At the end of the institutional review board-approved 6-month observation period, the patient returned for crown removal. Removal was required because this was an investigational study of a medical device prior to U.S. Food and Drug Administration (FDA) clearance. The patient reported no complaints, and no changes were noted in the gingival parameters and occlusal contacts. The crown was stable, with no signs of mobility. Periotest values were similar to initial readings. To remove the crown, the interim restorative material (Fermit; Ivoclar Vivadent AG) was removed from the lingual holes. A microprocessor-controlled activator probe was inserted into the lingual holes to produce direct contact with the titanium coping (Figures 12, 13).

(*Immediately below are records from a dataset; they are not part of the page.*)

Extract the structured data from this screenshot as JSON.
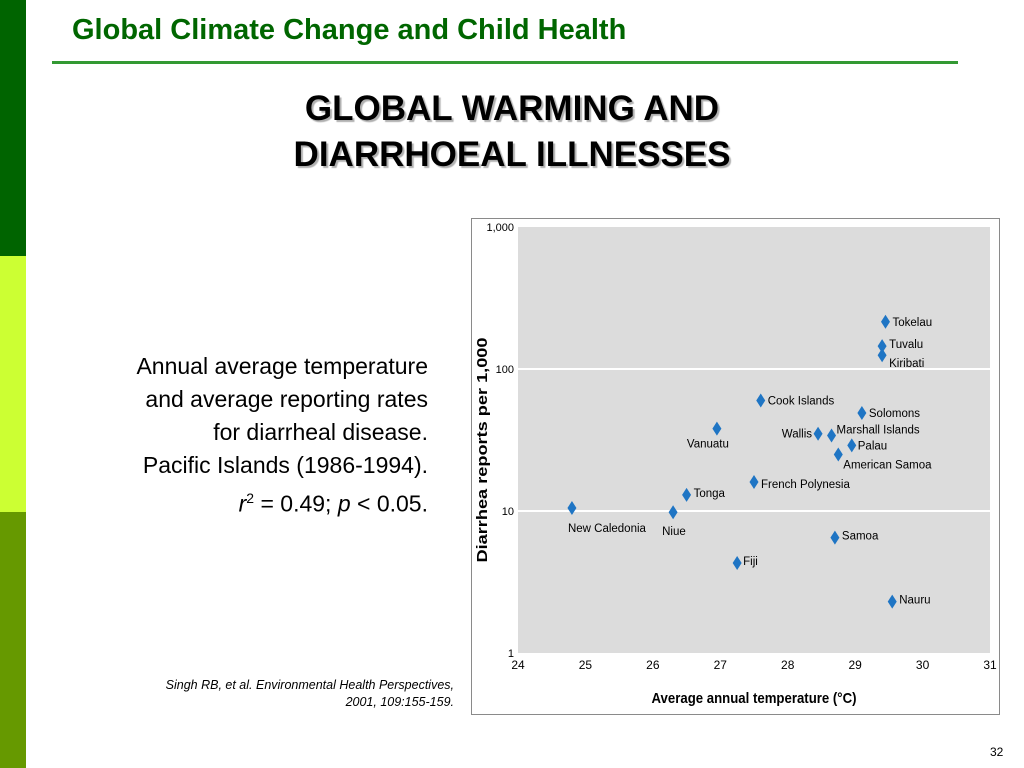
{
  "header": {
    "title": "Global Climate Change and Child Health"
  },
  "slide": {
    "title_line1": "GLOBAL WARMING AND",
    "title_line2": "DIARRHOEAL ILLNESSES"
  },
  "description": {
    "line1": "Annual average temperature",
    "line2": "and average reporting rates",
    "line3": "for diarrheal disease.",
    "line4": "Pacific Islands (1986-1994).",
    "stat_r": "r",
    "stat_sup": "2",
    "stat_mid": " = 0.49; ",
    "stat_p": "p",
    "stat_end": " < 0.05."
  },
  "citation": {
    "line1": "Singh RB, et al. Environmental Health Perspectives,",
    "line2": "2001, 109:155-159."
  },
  "page_number": "32",
  "colors": {
    "sidebar_dark": "#006400",
    "sidebar_lime": "#ccff33",
    "sidebar_olive": "#669900",
    "header_text": "#006600",
    "header_rule": "#339933",
    "plot_background": "#dcdcdc",
    "marker": "#1f75c4"
  },
  "chart_data": {
    "type": "scatter",
    "xlabel": "Average annual temperature (°C)",
    "ylabel": "Diarrhea reports per 1,000",
    "xlim": [
      24,
      31
    ],
    "ylim": [
      1,
      1000
    ],
    "yscale": "log",
    "x_ticks": [
      "24",
      "25",
      "26",
      "27",
      "28",
      "29",
      "30",
      "31"
    ],
    "y_ticks": [
      "1",
      "10",
      "100",
      "1,000"
    ],
    "grid": "horizontal",
    "marker": "diamond",
    "points": [
      {
        "label": "Tokelau",
        "x": 29.45,
        "y": 215
      },
      {
        "label": "Tuvalu",
        "x": 29.4,
        "y": 145
      },
      {
        "label": "Kiribati",
        "x": 29.4,
        "y": 125
      },
      {
        "label": "Cook Islands",
        "x": 27.6,
        "y": 60
      },
      {
        "label": "Solomons",
        "x": 29.1,
        "y": 49
      },
      {
        "label": "Marshall Islands",
        "x": 28.65,
        "y": 34
      },
      {
        "label": "Wallis",
        "x": 28.45,
        "y": 35
      },
      {
        "label": "Palau",
        "x": 28.95,
        "y": 29
      },
      {
        "label": "American Samoa",
        "x": 28.75,
        "y": 25
      },
      {
        "label": "Vanuatu",
        "x": 26.95,
        "y": 38
      },
      {
        "label": "French Polynesia",
        "x": 27.5,
        "y": 16
      },
      {
        "label": "Tonga",
        "x": 26.5,
        "y": 13
      },
      {
        "label": "New Caledonia",
        "x": 24.8,
        "y": 10.5
      },
      {
        "label": "Niue",
        "x": 26.3,
        "y": 9.8
      },
      {
        "label": "Samoa",
        "x": 28.7,
        "y": 6.5
      },
      {
        "label": "Fiji",
        "x": 27.25,
        "y": 4.3
      },
      {
        "label": "Nauru",
        "x": 29.55,
        "y": 2.3
      }
    ]
  }
}
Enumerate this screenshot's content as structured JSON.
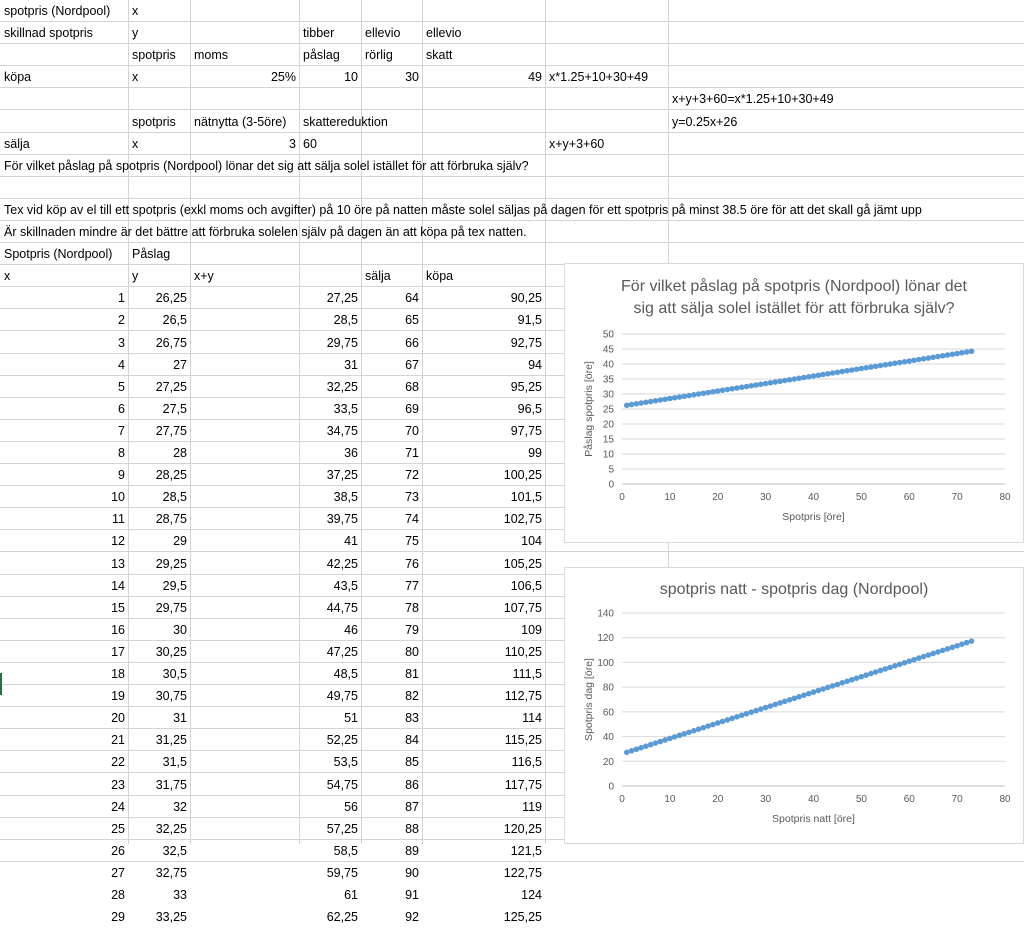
{
  "sheet": {
    "top_rows": [
      [
        "spotpris (Nordpool)",
        "x",
        "",
        "",
        "",
        "",
        "",
        "",
        ""
      ],
      [
        "skillnad spotpris",
        "y",
        "",
        "tibber",
        "ellevio",
        "ellevio",
        "",
        "",
        ""
      ],
      [
        "",
        "spotpris",
        "moms",
        "påslag",
        "rörlig",
        "skatt",
        "",
        "",
        ""
      ],
      [
        "köpa",
        "x",
        "25%",
        "10",
        "30",
        "49",
        "x*1.25+10+30+49",
        "",
        ""
      ],
      [
        "",
        "",
        "",
        "",
        "",
        "",
        "",
        "x+y+3+60=x*1.25+10+30+49",
        ""
      ],
      [
        "",
        "spotpris",
        "nätnytta (3-5öre)",
        "skattereduktion",
        "",
        "",
        "",
        "y=0.25x+26",
        ""
      ],
      [
        "sälja",
        "x",
        "3",
        "60",
        "",
        "",
        "x+y+3+60",
        "",
        ""
      ]
    ],
    "question": "För vilket påslag på spotpris (Nordpool) lönar det sig att sälja solel istället för att förbruka själv?",
    "note1": "Tex vid köp av el till ett spotpris (exkl moms och avgifter) på 10 öre på natten måste solel säljas på dagen för ett spotpris på minst 38.5 öre för att det skall gå jämt upp",
    "note2": "Är skillnaden mindre är det bättre att förbruka solelen själv på dagen än att köpa på tex natten.",
    "table_header1": [
      "Spotpris (Nordpool)",
      "Påslag",
      "",
      "",
      ""
    ],
    "table_header2": [
      "x",
      "y",
      "x+y",
      "sälja",
      "köpa"
    ],
    "table_rows": [
      [
        "1",
        "26,25",
        "27,25",
        "64",
        "90,25"
      ],
      [
        "2",
        "26,5",
        "28,5",
        "65",
        "91,5"
      ],
      [
        "3",
        "26,75",
        "29,75",
        "66",
        "92,75"
      ],
      [
        "4",
        "27",
        "31",
        "67",
        "94"
      ],
      [
        "5",
        "27,25",
        "32,25",
        "68",
        "95,25"
      ],
      [
        "6",
        "27,5",
        "33,5",
        "69",
        "96,5"
      ],
      [
        "7",
        "27,75",
        "34,75",
        "70",
        "97,75"
      ],
      [
        "8",
        "28",
        "36",
        "71",
        "99"
      ],
      [
        "9",
        "28,25",
        "37,25",
        "72",
        "100,25"
      ],
      [
        "10",
        "28,5",
        "38,5",
        "73",
        "101,5"
      ],
      [
        "11",
        "28,75",
        "39,75",
        "74",
        "102,75"
      ],
      [
        "12",
        "29",
        "41",
        "75",
        "104"
      ],
      [
        "13",
        "29,25",
        "42,25",
        "76",
        "105,25"
      ],
      [
        "14",
        "29,5",
        "43,5",
        "77",
        "106,5"
      ],
      [
        "15",
        "29,75",
        "44,75",
        "78",
        "107,75"
      ],
      [
        "16",
        "30",
        "46",
        "79",
        "109"
      ],
      [
        "17",
        "30,25",
        "47,25",
        "80",
        "110,25"
      ],
      [
        "18",
        "30,5",
        "48,5",
        "81",
        "111,5"
      ],
      [
        "19",
        "30,75",
        "49,75",
        "82",
        "112,75"
      ],
      [
        "20",
        "31",
        "51",
        "83",
        "114"
      ],
      [
        "21",
        "31,25",
        "52,25",
        "84",
        "115,25"
      ],
      [
        "22",
        "31,5",
        "53,5",
        "85",
        "116,5"
      ],
      [
        "23",
        "31,75",
        "54,75",
        "86",
        "117,75"
      ],
      [
        "24",
        "32",
        "56",
        "87",
        "119"
      ],
      [
        "25",
        "32,25",
        "57,25",
        "88",
        "120,25"
      ],
      [
        "26",
        "32,5",
        "58,5",
        "89",
        "121,5"
      ],
      [
        "27",
        "32,75",
        "59,75",
        "90",
        "122,75"
      ],
      [
        "28",
        "33",
        "61",
        "91",
        "124"
      ],
      [
        "29",
        "33,25",
        "62,25",
        "92",
        "125,25"
      ]
    ]
  },
  "chart_data": [
    {
      "type": "scatter",
      "title_lines": [
        "För vilket påslag på spotpris (Nordpool) lönar det",
        "sig att sälja solel istället för att förbruka själv?"
      ],
      "xlabel": "Spotpris [öre]",
      "ylabel": "Påslag spotpris [öre]",
      "xlim": [
        0,
        80
      ],
      "ylim": [
        0,
        50
      ],
      "xticks": [
        0,
        10,
        20,
        30,
        40,
        50,
        60,
        70,
        80
      ],
      "yticks": [
        0,
        5,
        10,
        15,
        20,
        25,
        30,
        35,
        40,
        45,
        50
      ],
      "grid": true,
      "color": "#5b9bd5",
      "series": [
        {
          "x_start": 1,
          "x_end": 73,
          "x_step": 1,
          "y_formula": "y = 0.25x + 26",
          "y_first": 26.25,
          "y_last": 44.25
        }
      ]
    },
    {
      "type": "scatter",
      "title_lines": [
        "spotpris natt - spotpris dag (Nordpool)"
      ],
      "xlabel": "Spotpris natt [öre]",
      "ylabel": "Spotpris dag [öre]",
      "xlim": [
        0,
        80
      ],
      "ylim": [
        0,
        140
      ],
      "xticks": [
        0,
        10,
        20,
        30,
        40,
        50,
        60,
        70,
        80
      ],
      "yticks": [
        0,
        20,
        40,
        60,
        80,
        100,
        120,
        140
      ],
      "grid": true,
      "color": "#5b9bd5",
      "series": [
        {
          "x_start": 1,
          "x_end": 73,
          "x_step": 1,
          "y_formula": "y = 1.25x + 26",
          "y_first": 27.25,
          "y_last": 117.25
        }
      ]
    }
  ]
}
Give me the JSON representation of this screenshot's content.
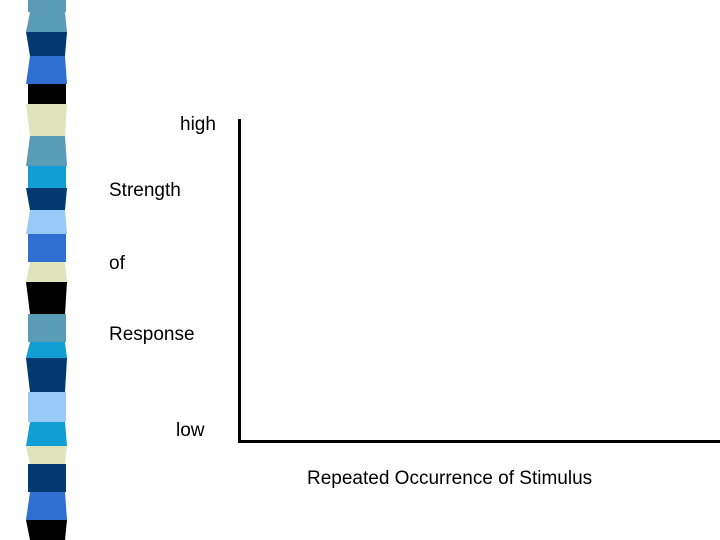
{
  "slide": {
    "y_axis": {
      "high_label": "high",
      "low_label": "low",
      "title_lines": [
        "Strength",
        "of",
        "Response"
      ]
    },
    "x_axis": {
      "title": "Repeated Occurrence of Stimulus"
    }
  },
  "decoration": {
    "stripe_colors": [
      "#2e6fd1",
      "#5a9bb5",
      "#003a70",
      "#000000",
      "#e1e3bd",
      "#119ed4",
      "#98c9f7"
    ]
  }
}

During 15 seconds of contact resistive heating, the sleeve flaps changed shape from engage to disengage, thereby allowing the crown and sleeve to be removed from the abutment with finger pressure. Inspection of the removed crown, abutment, and sleeve revealed exceptionally clean interfaces. The tissues appeared healthy, and no clinical signs of inflammation were observed. The probing depths and gingival and plaque indexes remained unchanged from the preinsertion records. Using the data from this feasibility trial, an FDA investigational device exemption (IDE) study is currently ongoing and will be reported when completed.


Summary
This innovative abutment system combines the retrievability of screw-retained abutments with the ease of use, occlusion control, adaptability to implant angulation, and esthetics of cement-retained prostheses. The shape memory abutment eliminates the need for occlusal composite resins and the risk of subgingival residual cement. These distinct advantages justify further detailed investigations, longer clinical evaluation, and more indepth analysis of physical, electrochemical, and biological performance.